Impressiona la rapidità con la quale il teatro bellico è stato allestito in questa Odyssey Dawn (che spreco di immagini luminose per coprire il rombo micidiale dei tornado!). Quanto all’Italia, oggi è una penisola dal paesaggio “armato”. Si declinano i nomi degli strumenti offensivi: Tornado Ecr, Tornado Ecs, caccia Amx, caccia Eurofight, portaerei Garibaldi e Cavour, navi da attacco anfibio San Marco e San Giusto… Il bel Paese è un Paese di organizzatissime basi militari (dal punto di vista dell’ambiente, come sanno in Sardegna, assolutamente innocue). Come appaiono, ora, lontane e peregrine le critiche agli armamenti, come appaiono stinte le tante bandiere arcobaleno esposte qualche anno fa alle finestre!
E com’è triste vedere l’opposizione parlamentare rimuovere di colpo ogni pur vago dubbio sulla ragionevolezza del militarismo esibito e allinearsi alle ragioni di un governo che fino a ieri stendeva tappeti orientali al passaggio del rais e offriva tappeti erbosi per la sua tenda. Era davvero già bruciato il tempo del ragionare, del tessere rapporti diplomatici e trattative? Non c’era più nessuno spazio per il dubbio, per l’immaginazione e il disegno di un futuro mediterraneo diverso dalle guerre?

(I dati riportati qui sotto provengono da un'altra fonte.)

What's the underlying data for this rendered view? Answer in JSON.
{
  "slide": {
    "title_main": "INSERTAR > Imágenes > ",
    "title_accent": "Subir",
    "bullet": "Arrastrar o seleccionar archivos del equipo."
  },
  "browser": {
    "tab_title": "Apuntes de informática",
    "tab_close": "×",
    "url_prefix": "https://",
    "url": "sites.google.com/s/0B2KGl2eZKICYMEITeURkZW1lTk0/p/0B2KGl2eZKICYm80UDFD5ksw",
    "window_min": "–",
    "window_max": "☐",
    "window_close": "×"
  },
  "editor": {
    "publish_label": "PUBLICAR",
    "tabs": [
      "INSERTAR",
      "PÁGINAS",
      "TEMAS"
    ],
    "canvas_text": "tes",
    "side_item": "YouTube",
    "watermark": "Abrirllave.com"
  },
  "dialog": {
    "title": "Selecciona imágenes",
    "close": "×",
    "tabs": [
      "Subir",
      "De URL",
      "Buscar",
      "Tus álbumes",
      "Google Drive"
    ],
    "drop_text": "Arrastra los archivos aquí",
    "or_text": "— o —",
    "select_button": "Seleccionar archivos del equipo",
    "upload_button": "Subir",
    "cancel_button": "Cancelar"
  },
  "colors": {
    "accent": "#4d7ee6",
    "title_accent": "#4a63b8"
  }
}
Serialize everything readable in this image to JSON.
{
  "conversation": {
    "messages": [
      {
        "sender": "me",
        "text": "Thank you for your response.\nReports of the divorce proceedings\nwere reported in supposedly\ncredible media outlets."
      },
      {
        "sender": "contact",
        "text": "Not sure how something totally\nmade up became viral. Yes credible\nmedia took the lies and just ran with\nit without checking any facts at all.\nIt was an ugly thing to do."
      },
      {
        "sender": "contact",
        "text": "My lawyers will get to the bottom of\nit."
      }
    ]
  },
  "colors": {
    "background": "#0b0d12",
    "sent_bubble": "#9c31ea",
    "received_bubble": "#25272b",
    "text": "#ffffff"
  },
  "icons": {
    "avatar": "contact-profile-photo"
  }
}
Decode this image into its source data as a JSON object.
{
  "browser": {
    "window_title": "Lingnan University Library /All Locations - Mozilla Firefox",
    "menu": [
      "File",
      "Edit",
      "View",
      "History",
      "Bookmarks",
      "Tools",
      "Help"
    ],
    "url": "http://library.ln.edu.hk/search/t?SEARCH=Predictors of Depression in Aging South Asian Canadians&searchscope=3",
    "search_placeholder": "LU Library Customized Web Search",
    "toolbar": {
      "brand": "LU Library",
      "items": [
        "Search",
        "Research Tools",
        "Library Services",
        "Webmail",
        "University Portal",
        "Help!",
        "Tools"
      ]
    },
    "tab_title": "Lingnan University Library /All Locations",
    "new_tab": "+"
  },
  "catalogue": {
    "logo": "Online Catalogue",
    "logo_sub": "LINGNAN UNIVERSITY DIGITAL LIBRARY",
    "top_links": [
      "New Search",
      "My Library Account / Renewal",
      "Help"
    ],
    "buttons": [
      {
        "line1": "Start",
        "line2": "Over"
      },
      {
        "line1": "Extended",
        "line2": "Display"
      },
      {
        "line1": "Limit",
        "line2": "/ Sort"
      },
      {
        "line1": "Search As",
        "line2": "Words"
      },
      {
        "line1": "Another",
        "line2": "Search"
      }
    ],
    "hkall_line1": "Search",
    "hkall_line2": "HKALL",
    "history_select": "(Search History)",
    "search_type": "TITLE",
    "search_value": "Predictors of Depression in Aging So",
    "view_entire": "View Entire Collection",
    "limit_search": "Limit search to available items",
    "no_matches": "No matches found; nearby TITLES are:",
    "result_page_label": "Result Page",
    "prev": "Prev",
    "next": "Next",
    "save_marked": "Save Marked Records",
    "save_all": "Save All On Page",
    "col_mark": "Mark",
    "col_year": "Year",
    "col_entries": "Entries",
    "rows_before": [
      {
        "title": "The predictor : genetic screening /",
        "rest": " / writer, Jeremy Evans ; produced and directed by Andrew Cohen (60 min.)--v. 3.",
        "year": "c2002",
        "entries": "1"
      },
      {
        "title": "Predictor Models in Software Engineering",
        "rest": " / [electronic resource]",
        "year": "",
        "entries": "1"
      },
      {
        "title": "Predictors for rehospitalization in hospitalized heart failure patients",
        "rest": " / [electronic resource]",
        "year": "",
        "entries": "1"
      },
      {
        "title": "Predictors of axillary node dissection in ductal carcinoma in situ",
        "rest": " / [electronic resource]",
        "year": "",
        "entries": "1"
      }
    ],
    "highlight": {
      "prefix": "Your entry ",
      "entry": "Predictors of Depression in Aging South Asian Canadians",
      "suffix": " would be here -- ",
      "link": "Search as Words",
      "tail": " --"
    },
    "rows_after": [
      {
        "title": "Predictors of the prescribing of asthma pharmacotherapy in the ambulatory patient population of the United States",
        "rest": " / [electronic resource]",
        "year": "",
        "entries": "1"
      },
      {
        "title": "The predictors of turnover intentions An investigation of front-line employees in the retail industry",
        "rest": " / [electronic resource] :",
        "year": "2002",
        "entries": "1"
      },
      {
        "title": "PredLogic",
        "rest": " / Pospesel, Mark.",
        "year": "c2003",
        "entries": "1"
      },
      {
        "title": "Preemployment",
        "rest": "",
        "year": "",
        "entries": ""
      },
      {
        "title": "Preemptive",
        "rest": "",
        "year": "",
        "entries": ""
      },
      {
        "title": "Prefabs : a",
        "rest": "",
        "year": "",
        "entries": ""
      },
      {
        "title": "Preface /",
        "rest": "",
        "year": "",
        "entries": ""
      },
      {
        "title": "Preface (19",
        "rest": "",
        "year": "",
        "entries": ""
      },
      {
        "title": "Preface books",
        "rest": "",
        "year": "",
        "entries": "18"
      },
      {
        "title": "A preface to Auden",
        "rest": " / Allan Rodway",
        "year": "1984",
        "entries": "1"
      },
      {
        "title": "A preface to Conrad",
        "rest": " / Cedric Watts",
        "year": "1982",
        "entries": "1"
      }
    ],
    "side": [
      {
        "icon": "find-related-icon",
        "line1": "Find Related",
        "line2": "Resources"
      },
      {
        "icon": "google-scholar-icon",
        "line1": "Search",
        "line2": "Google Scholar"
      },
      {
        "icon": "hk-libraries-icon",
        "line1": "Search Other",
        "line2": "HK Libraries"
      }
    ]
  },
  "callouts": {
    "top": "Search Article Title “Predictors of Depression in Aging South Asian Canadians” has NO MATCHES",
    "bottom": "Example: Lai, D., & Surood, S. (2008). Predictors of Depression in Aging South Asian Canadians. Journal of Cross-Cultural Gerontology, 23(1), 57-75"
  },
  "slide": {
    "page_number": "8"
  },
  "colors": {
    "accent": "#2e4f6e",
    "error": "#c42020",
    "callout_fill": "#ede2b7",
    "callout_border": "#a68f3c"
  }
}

Di fatto, si sa che il petrolio è il protagonista della tragedia mediterranea. Perché non lo si scrive sui giornali a caratteri cubitali, e da lì si fa discendere ogni altro ragionamento? Petrolio è, ancora, una parola coperta da manovre, da trame oscure, da sangue: come nel passato. Come nel caso Mattei. Come nel caso Pasolini, il cui postumo drammatico libro s’intitola appunto Petrolio.